Kasus perceraian di Subang, salah satu Kabupaten di Jawa Barat, terbilang tinggi. Pada tahun 2011 kasus perceraian berjumlah 2.555 dan menurun pada tahun 2012 yaitu 2.498 dan menurun lagi pada tahun 2013 menjadi 2464. Namun, pada tahun 2014 kasus perceraian di Subang mengalami lonjakan yang cukup tinggi yaitu menjadi 2.714 kasus. Artinya ada lonjakan 250 kasus dari tahun 2013. (Badilag.net)
Data ini masih berstatus kasus atau perkara yang belum menjadi angka perceraian. Karena kasus atau perkara yang masuk tidak semuanya yang dikabulkan menjadi perceraian. Ada yang dicabut dan ada juga yang digugurkan, artinya perceraiannnya tidak jadi. Namun demikian, dari perkara yang diproses di Pengadilan Agama hanya sebagian kecil kasus perceraian yang dicabut atau digugurkan.
Jika kita lihat data angka pernikahan di Subang yaitu rata-rata 1200 pasagan yang menikah maka ada sekitar 200 lebih pasangan yang mengajukan perceraian setiap bulannya. Dan jika dipilah dari sisi pihak yang mengajukan perceraian maka kita akan dapati bahwa angka cerai gugat (pihak istri yang mengajukan) jauh lebih tinggi ketimbang cerai talak (suami yang mengajukan).
Sebagai contoh, pada tahun 2013, kasus cerai gugat sebanyak 1661 sedangkan kasus cerai talak hanya 803 kasus. Begitu pun tahun 2014 angka cerai gugat juga jauh lebih tinggi dibandingkan dengan kasus cerai talak yaitu 1859 cerai gugat berbanding 855 kasus cerai talak.

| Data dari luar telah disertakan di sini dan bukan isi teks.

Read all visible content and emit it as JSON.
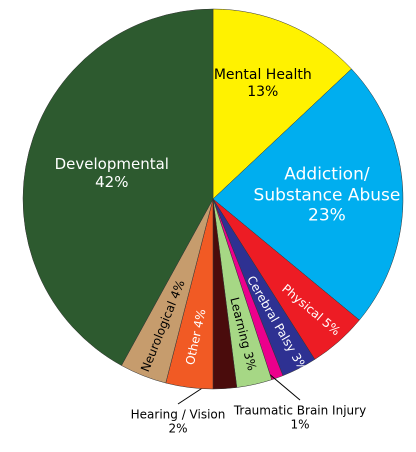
{
  "chart_data": {
    "type": "pie",
    "categories": [
      "Mental Health",
      "Addiction/ Substance Abuse",
      "Physical",
      "Cerebral Palsy",
      "Traumatic Brain Injury",
      "Learning",
      "Hearing / Vision",
      "Other",
      "Neurological",
      "Developmental"
    ],
    "values": [
      13,
      23,
      5,
      3,
      1,
      3,
      2,
      4,
      4,
      42
    ],
    "value_labels": [
      "13%",
      "23%",
      "5%",
      "3%",
      "1%",
      "3%",
      "2%",
      "4%",
      "4%",
      "42%"
    ],
    "colors": [
      "#fff200",
      "#00aeef",
      "#ed1c24",
      "#2e3192",
      "#ec008c",
      "#a6d785",
      "#4a0c0c",
      "#f15a24",
      "#c69c6d",
      "#2d5a2f"
    ]
  }
}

Kembali lagi ke tingginginya kasus perceraian di Subang ini, kita bisa bertanya apa sih penyebabnya sehingga banyak pasangan yang mengajukan perceraian?Data Badilag menunjukan bahwa ada dua alasan yang paling sering diajukan yaitu karena persoalan ekonomi dan tidak adanya tanggung jawab dari pasangan. Jika dilihat tingginya kasus cerai gugat maka faktor tidak adanya tanggungjawab suami menjadi salah satu alasan yang besar dalam menyumbang tingginya angka perceraian di Subang.
Jika melihat sangat sedikitnya kasus perceraian yang dicabut, maka sudah selayaknya pertanyaan efektifitas mediasi di pengadilan diajukan. Apakah cukup efektif mediasi di pengadilan dalam membantu mengerem tingginya angka perceraian? Atau perlu memaksimalkan peran KUA (Kantor Urusan Agama) dalam memberikan kursus calon pengantin (SUSCATIN) atau meningkatkan peran BP4 (Badan Penasihatan, Pembinaan dan Pelestarian Perkawinan) sebagai lembaga yang memberikan konseling pernikahan di luar pengadilan?
Keterlibatan pemerintah dalam mengurangi tingginya angka perceraian ini sangat dibutuhkan yaitu misalnya dengan membuat aturan yang menjadikan kursus pra-nikah sebagai salah satu persyaratan administratif bagi calon pasangan yang akan menikah, meningkatkan usia perkawinan dan menyediakan sebanyak mungkin lapangan kerja, sehingga tidak alasan lagi perceraian karena faktor ekonomi dan tidak adanya tanggungjawab suami.